From Bugzilla Helper: User-Agent: Mozilla/5.0 (Windows; U; Windows NT 5.1; en-US; rv:1.8.0.1) Gecko/20060111 Firefox/1.5.0.1 Description of problem: When running the rhr NETWORK2 suite of tests with RHEL3u4 and RHEL3u6 on an Intel IA32E (EM64T) system in both 32-bit and 64-bit, the lat_udp in the lmbench package test fails to generate any packets to send to the server. We used strace to determine that the test was not making any calls. We used tcpdump on both the client and the server to determine that no packets were either being received or being sent when the tool was run manually. Other systems do not appear to exhibit this problem. Obtaining the latest version of lmbench from sourceforge and running the test on the failing platform allowed the test to pass. Version-Release number of selected component (if applicable): 2.0.4-2 How reproducible: Always Steps to Reproduce: 1. Run 2 servers running RHEL3u4 or RHELu6 on an IA32E blade in either 32-bit or 64-bit. 2. Download and install the rhr2 lmbench suite and install it 3. run /usr/lib/lmbench/bin/<platform>/lat_udp -s on the server 4. run /usr/lib/lmbench/bin/<platform>/lat_udp <server_ip> on the client 5. Wait for "recv timeout" failure message on the server. Actual Results: The lat_udp program failed to generate, send or receive any UDP packets when run with version 2.0.4-2. Expected Results: The latency of UDP traffic should have been calculated after the client and server exchanged network traffic. Additional info: lmbench version 3.05a has been proven to work as expected. I had a conversation with Mike Gahagan at RedHat who suggested I file this bug and ask for the rhr2 lmbench RPM to be updated so we can continue our certification testing. This platform's certification testing is blocked until this is resolved.

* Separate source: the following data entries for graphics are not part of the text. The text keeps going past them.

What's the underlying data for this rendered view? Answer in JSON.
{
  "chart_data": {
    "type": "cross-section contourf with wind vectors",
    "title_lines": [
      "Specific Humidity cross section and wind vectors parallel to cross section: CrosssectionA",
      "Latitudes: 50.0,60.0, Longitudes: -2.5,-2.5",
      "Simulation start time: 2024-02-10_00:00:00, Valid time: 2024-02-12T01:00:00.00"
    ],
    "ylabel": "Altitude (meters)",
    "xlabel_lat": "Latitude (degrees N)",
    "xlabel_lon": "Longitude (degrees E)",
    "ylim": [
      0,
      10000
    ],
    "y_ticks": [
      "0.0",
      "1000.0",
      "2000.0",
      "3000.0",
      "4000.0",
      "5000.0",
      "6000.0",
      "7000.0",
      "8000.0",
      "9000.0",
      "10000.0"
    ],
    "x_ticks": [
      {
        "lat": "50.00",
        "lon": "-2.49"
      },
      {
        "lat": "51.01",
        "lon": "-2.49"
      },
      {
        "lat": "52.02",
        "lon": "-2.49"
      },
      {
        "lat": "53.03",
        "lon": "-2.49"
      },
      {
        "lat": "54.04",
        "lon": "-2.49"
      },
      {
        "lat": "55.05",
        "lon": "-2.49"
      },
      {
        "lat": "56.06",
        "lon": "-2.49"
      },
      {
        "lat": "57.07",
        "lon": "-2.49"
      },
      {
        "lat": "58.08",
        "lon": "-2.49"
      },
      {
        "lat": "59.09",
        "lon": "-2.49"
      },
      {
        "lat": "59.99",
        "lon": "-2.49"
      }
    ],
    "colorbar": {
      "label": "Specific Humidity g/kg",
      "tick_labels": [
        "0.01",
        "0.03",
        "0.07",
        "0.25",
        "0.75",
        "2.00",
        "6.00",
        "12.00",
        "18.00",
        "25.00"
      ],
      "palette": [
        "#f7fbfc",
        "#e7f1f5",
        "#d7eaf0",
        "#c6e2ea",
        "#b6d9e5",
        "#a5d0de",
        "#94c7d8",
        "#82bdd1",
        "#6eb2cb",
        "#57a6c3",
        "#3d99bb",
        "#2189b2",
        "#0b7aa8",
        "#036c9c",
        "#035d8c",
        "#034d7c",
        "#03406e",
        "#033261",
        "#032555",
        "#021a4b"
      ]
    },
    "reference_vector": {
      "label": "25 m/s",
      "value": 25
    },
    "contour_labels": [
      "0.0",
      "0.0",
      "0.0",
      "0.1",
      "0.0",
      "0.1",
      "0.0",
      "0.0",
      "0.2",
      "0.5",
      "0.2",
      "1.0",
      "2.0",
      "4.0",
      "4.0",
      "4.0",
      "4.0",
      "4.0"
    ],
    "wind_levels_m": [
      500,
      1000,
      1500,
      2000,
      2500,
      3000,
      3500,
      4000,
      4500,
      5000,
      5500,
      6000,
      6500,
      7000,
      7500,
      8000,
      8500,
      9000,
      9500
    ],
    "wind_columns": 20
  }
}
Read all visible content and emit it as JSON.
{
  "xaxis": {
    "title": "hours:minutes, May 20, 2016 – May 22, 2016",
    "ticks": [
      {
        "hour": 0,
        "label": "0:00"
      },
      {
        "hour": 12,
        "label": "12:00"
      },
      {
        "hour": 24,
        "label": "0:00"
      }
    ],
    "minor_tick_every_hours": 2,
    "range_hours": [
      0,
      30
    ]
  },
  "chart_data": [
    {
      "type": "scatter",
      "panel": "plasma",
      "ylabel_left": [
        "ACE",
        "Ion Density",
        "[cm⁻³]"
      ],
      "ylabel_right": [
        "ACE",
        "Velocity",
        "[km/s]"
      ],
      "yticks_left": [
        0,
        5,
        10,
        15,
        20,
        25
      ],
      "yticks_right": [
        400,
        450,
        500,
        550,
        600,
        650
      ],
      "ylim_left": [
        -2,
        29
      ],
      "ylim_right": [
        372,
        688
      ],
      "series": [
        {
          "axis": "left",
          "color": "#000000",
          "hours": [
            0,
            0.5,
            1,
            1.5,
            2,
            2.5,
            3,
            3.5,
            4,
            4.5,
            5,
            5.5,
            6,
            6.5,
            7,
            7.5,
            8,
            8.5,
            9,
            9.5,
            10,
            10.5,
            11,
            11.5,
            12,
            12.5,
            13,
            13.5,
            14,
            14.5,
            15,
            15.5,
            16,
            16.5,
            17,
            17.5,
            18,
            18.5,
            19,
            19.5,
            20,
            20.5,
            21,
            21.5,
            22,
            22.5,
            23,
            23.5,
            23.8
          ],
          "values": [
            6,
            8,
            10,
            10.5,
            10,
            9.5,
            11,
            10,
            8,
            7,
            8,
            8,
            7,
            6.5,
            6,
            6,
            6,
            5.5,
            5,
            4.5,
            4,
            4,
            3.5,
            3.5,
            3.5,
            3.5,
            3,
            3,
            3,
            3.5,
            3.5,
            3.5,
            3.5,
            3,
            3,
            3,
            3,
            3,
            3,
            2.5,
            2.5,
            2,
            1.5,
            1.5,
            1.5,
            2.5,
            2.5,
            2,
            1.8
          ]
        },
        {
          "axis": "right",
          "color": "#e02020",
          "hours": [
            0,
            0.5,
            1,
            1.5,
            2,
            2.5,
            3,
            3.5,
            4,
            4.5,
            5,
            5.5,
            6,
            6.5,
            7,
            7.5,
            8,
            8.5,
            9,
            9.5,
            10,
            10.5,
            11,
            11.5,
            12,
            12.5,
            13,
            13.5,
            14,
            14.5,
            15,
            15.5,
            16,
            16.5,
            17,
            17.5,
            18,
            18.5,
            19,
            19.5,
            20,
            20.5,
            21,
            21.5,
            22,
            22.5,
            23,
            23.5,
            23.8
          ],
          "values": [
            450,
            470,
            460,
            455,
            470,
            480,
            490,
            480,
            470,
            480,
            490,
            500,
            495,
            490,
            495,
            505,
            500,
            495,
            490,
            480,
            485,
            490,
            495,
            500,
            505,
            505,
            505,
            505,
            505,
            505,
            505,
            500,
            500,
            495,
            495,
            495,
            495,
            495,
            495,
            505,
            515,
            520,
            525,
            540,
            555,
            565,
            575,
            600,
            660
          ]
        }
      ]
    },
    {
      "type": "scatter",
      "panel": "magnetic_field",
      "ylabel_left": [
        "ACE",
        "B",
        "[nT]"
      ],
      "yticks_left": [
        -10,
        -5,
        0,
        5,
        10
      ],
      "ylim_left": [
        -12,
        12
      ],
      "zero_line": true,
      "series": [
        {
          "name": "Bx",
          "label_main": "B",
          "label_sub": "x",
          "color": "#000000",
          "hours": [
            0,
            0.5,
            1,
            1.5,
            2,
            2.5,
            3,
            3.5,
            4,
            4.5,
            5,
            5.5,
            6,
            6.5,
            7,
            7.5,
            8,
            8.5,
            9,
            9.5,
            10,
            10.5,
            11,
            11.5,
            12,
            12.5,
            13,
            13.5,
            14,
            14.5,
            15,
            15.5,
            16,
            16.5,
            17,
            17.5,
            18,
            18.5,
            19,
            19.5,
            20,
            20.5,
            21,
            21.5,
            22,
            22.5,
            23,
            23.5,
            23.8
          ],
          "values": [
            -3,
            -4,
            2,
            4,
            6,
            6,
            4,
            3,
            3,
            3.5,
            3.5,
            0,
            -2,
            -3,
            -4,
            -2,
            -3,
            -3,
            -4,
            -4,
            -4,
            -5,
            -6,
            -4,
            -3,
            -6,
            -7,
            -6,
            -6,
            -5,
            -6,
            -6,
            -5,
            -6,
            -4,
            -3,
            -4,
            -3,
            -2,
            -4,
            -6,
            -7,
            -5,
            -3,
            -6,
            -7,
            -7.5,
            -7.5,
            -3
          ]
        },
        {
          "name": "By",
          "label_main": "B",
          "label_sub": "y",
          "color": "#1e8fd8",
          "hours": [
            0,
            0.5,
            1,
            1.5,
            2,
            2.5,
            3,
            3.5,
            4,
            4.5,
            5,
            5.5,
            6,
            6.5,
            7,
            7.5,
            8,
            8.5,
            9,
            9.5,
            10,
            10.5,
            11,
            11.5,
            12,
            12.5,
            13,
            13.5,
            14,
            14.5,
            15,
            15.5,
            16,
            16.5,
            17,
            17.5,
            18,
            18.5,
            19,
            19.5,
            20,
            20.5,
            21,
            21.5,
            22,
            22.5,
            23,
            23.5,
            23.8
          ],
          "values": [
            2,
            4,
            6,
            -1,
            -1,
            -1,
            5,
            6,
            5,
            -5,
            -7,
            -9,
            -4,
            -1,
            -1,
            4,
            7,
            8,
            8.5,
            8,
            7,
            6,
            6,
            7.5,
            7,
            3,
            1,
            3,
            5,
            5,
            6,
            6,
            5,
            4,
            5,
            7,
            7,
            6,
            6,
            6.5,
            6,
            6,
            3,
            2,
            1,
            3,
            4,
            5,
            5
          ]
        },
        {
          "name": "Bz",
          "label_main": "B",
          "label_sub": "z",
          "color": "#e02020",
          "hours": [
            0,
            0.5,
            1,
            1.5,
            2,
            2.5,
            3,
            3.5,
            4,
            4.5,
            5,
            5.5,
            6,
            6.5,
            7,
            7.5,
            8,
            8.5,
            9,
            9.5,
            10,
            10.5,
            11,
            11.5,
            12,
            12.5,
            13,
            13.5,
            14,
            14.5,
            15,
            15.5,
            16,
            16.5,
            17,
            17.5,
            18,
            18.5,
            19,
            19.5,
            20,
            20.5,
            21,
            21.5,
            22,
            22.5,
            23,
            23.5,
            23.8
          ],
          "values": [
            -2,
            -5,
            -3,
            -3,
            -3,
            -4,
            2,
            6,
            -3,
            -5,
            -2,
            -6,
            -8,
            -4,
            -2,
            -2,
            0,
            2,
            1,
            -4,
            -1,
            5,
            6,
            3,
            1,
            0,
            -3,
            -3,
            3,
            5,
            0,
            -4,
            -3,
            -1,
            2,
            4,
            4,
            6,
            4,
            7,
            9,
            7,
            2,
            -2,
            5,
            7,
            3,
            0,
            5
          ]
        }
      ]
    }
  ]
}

Updating to lmbench 3 is a good idea but not prudent for a single bugfix. I will investigate the source of this particular problem.
I can't reproduce this on our test machines. Can you confirm that lat_udp wasn't sending packets? What does the output of strace -o lat_udp.log /usr/lib/lmbench/bin/<platform>/lat_udp <server_ip> show? Are you sure the server is running? Does it work properly if you try using another (non-x86_64) machine as the client/server?
I don't have that server up and running anymore at this moment so I don't have the strace output. I'll try to work on getting that. The server was running - I didn't touch it when I move to lmbnch v3 and everything worked fine. When we ran 'strace lat_udp <ip_addr>' on the failed client, we simply saw the timer tick. tcpdump on both the client and server showed no packets from strace but we saw the typical arp messages from _other_ systems on the net. The included packages worked without any problems on all our other platforms: RHEL4 32&64bit AMD & EM64T RHEL3 32&64bit AMD
Created attachment 125131 [details] strace log as requested.
I can verify this bug on exactly one machine with an nVIDIA network chip. Other machines with a Broadcom NIC don't show this problem. Even the same hardware that has 2 network interfaces (1 Broadcom, 1 nVIDIA) shows it only with the nVIDIA NIC. In my case the lat_udp sends out packages, at least an ethereal session on the server always catches some packets, sometimes more, sometimes less. And in average every second run of lat_udp fails with "Recv timed out". I also built the lmbench-3.05-a5 from source, but even there lat_udp fails in every second attempt. My test network connection is quite simple, there is the client, a Gigabit switch and the server and no other machines that produce any traffic. Its practically an isolated network, but even there the test fails. On the other hand I'm a bit puzzled why the failure of this lat_udp test is causing the whole NETWORK2 test to fail. UDP is known as a protocol where data can get lost, so UDP errors are part of the life.
Re: Comment #4: That strace log is successful, so it doesn't help me much. I'd really like to see a log where the packets aren't being sent, so I can have some clue where to start looking to find out why they aren't being sent. Re: Comment #5: I agree that the udp test should allow a certain amount of packet loss, but in our tests we experienced no packet loss at all. It seemed reasonable that (on an otherwise quiet network) two machines should be able to exchange ~7MB of UDP data without dropping packets, and our tests confirmed it, so we let it go. In addition, I find it strange that it only fails on certain hardware for you - doesn't that indicate a hardware problem rather than a test problem? If you are still seeing this behavior, and you are sure that this is a problem with the lat_udp test, please file another bug. Since your symptoms are different we should track that problem separately.
Egenera has provided an strace of a failed NETWORK2 lat_udp test. I'm attaching it to the ticket.
Created attachment 135799 [details] new strace of lat_udp failure
rhr2 has been deprecated, closing these remaining bugs as WONTFIX. Future bugs against the "hts" test suite should be opened agains the "Red Hat Hardware Certification Program" product selecting either "Test Suite (harness)" or "Test Suite (tests)" components.